With that being said, we are always advised to still sit at least twenty to twenty-four inches away from our computer screens. There must be a reason for a recommendation like this. Other sources say that prolonged exposure to the computer, while already experiencing symptoms of CVS can actually permanently impair your distance vision.
The truth is we don't know all of the after-effects of what will harmful to us, or not as technology continuously grows. We do know that while reading in general is more straining for our eyes than something that doesn't demand a lot of focused attention, computer use is still harder on our eyes than simply reading from a piece of paper.
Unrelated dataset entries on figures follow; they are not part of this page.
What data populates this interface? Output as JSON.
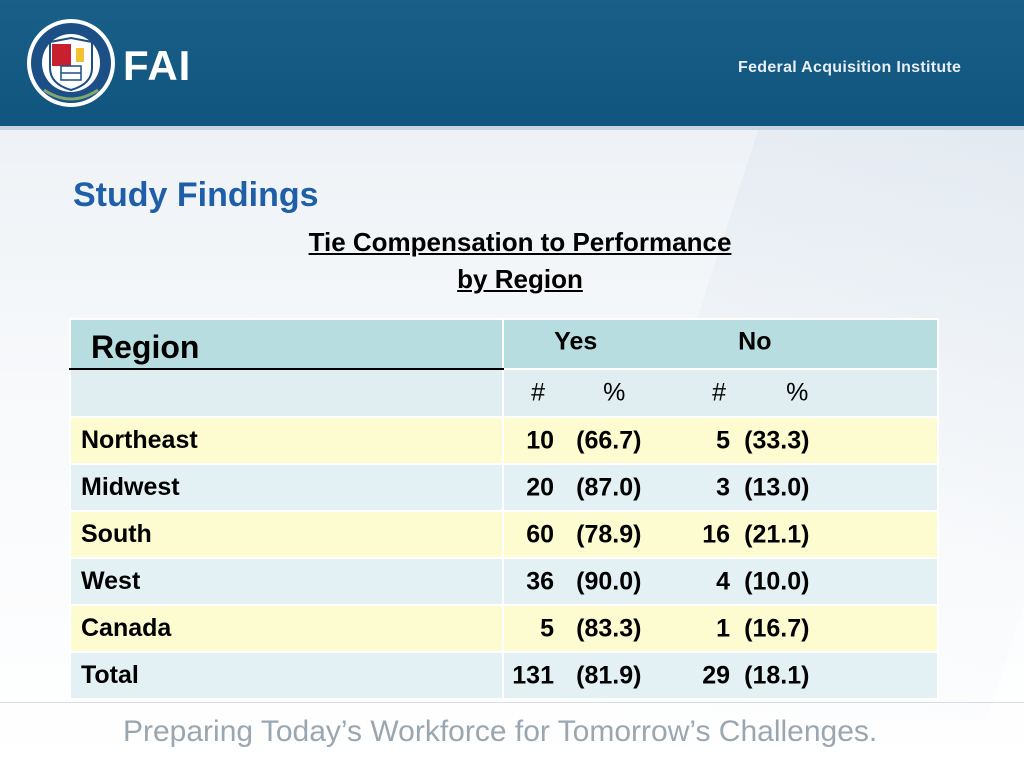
{
  "header": {
    "logo_text": "FAI",
    "org_name": "Federal Acquisition Institute",
    "seal_text": "FEDERAL ACQUISITION INSTITUTE · UNITED STATES OF AMERICA"
  },
  "slide": {
    "title": "Study Findings",
    "subtitle_line1": "Tie Compensation to Performance",
    "subtitle_line2": "by Region"
  },
  "table": {
    "region_header": "Region",
    "yes_header": "Yes",
    "no_header": "No",
    "count_symbol": "#",
    "pct_symbol": "%",
    "rows": [
      {
        "region": "Northeast",
        "yes_n": "10",
        "yes_pct": "(66.7)",
        "no_n": "5",
        "no_pct": "(33.3)"
      },
      {
        "region": "Midwest",
        "yes_n": "20",
        "yes_pct": "(87.0)",
        "no_n": "3",
        "no_pct": "(13.0)"
      },
      {
        "region": "South",
        "yes_n": "60",
        "yes_pct": "(78.9)",
        "no_n": "16",
        "no_pct": "(21.1)"
      },
      {
        "region": "West",
        "yes_n": "36",
        "yes_pct": "(90.0)",
        "no_n": "4",
        "no_pct": "(10.0)"
      },
      {
        "region": "Canada",
        "yes_n": "5",
        "yes_pct": "(83.3)",
        "no_n": "1",
        "no_pct": "(16.7)"
      },
      {
        "region": "Total",
        "yes_n": "131",
        "yes_pct": "(81.9)",
        "no_n": "29",
        "no_pct": "(18.1)"
      }
    ]
  },
  "footer": {
    "tagline": "Preparing Today’s Workforce for Tomorrow’s Challenges."
  },
  "colors": {
    "header_bg": "#0f557f",
    "title": "#1f5fa8",
    "header_row": "#b7dde1",
    "odd_row": "#fdfbd0",
    "even_row": "#e4f1f4"
  }
}
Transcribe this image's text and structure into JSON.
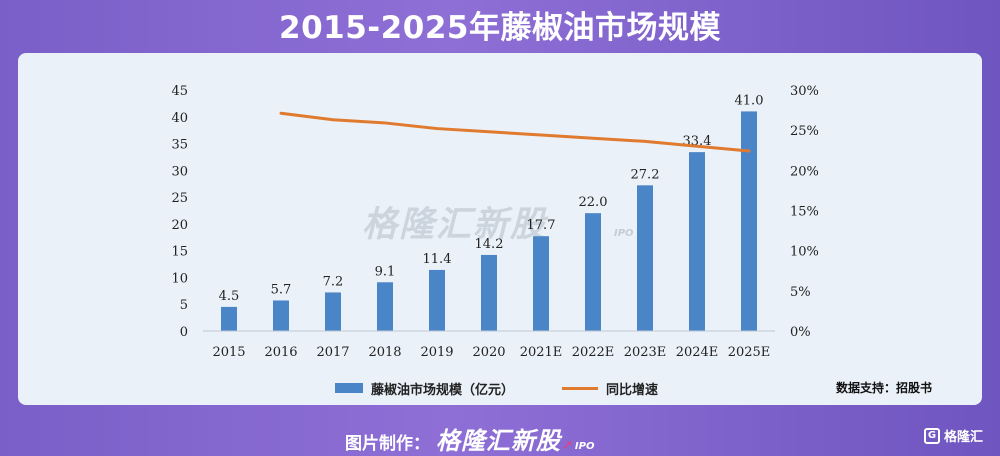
{
  "title": "2015-2025年藤椒油市场规模",
  "watermark": {
    "text": "格隆汇新股",
    "sub": "IPO"
  },
  "legend": {
    "bar_label": "藤椒油市场规模（亿元）",
    "line_label": "同比增速"
  },
  "source": "数据支持：招股书",
  "footer": {
    "credit_label": "图片制作：",
    "brand": "格隆汇新股",
    "brand_sub": "IPO",
    "logo_text": "格隆汇"
  },
  "colors": {
    "bar": "#4a86c7",
    "line": "#e07a2e",
    "background": "#eaf1f8"
  },
  "chart_data": {
    "type": "bar",
    "categories": [
      "2015",
      "2016",
      "2017",
      "2018",
      "2019",
      "2020",
      "2021E",
      "2022E",
      "2023E",
      "2024E",
      "2025E"
    ],
    "series": [
      {
        "name": "藤椒油市场规模（亿元）",
        "type": "bar",
        "axis": "left",
        "values": [
          4.5,
          5.7,
          7.2,
          9.1,
          11.4,
          14.2,
          17.7,
          22.0,
          27.2,
          33.4,
          41.0
        ],
        "labels": [
          "4.5",
          "5.7",
          "7.2",
          "9.1",
          "11.4",
          "14.2",
          "17.7",
          "22.0",
          "27.2",
          "33.4",
          "41.0"
        ]
      },
      {
        "name": "同比增速",
        "type": "line",
        "axis": "right",
        "values": [
          null,
          27.1,
          26.3,
          25.9,
          25.2,
          24.8,
          24.4,
          24.0,
          23.6,
          23.0,
          22.4
        ]
      }
    ],
    "y_left": {
      "min": 0,
      "max": 45,
      "ticks": [
        "0",
        "5",
        "10",
        "15",
        "20",
        "25",
        "30",
        "35",
        "40",
        "45"
      ]
    },
    "y_right": {
      "min": 0,
      "max": 30,
      "ticks": [
        "0%",
        "5%",
        "10%",
        "15%",
        "20%",
        "25%",
        "30%"
      ]
    },
    "grid": false,
    "legend_position": "bottom"
  }
}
This is mainly because of reflections of light bouncing off of the screen, and the fact that there tends to be more going on for our eyes to focus on whilst staring at screen, than just words in a book.
So, there it is: generally speaking, our eyes won't necessarily be worse-off as we age than our parents or grandparents. Of course, age may very well increase our chances of needing prescription eyeglasses, we may just be in the same situation as they currently are. However, just in case, always try to wear glasses while you work on the computer or watch television - even if they are cheap eyeglasses with only anti-reflective coating on them. If nothing else, doing this will help your fleeting optical annoyances, and very well could save your vision in the long run.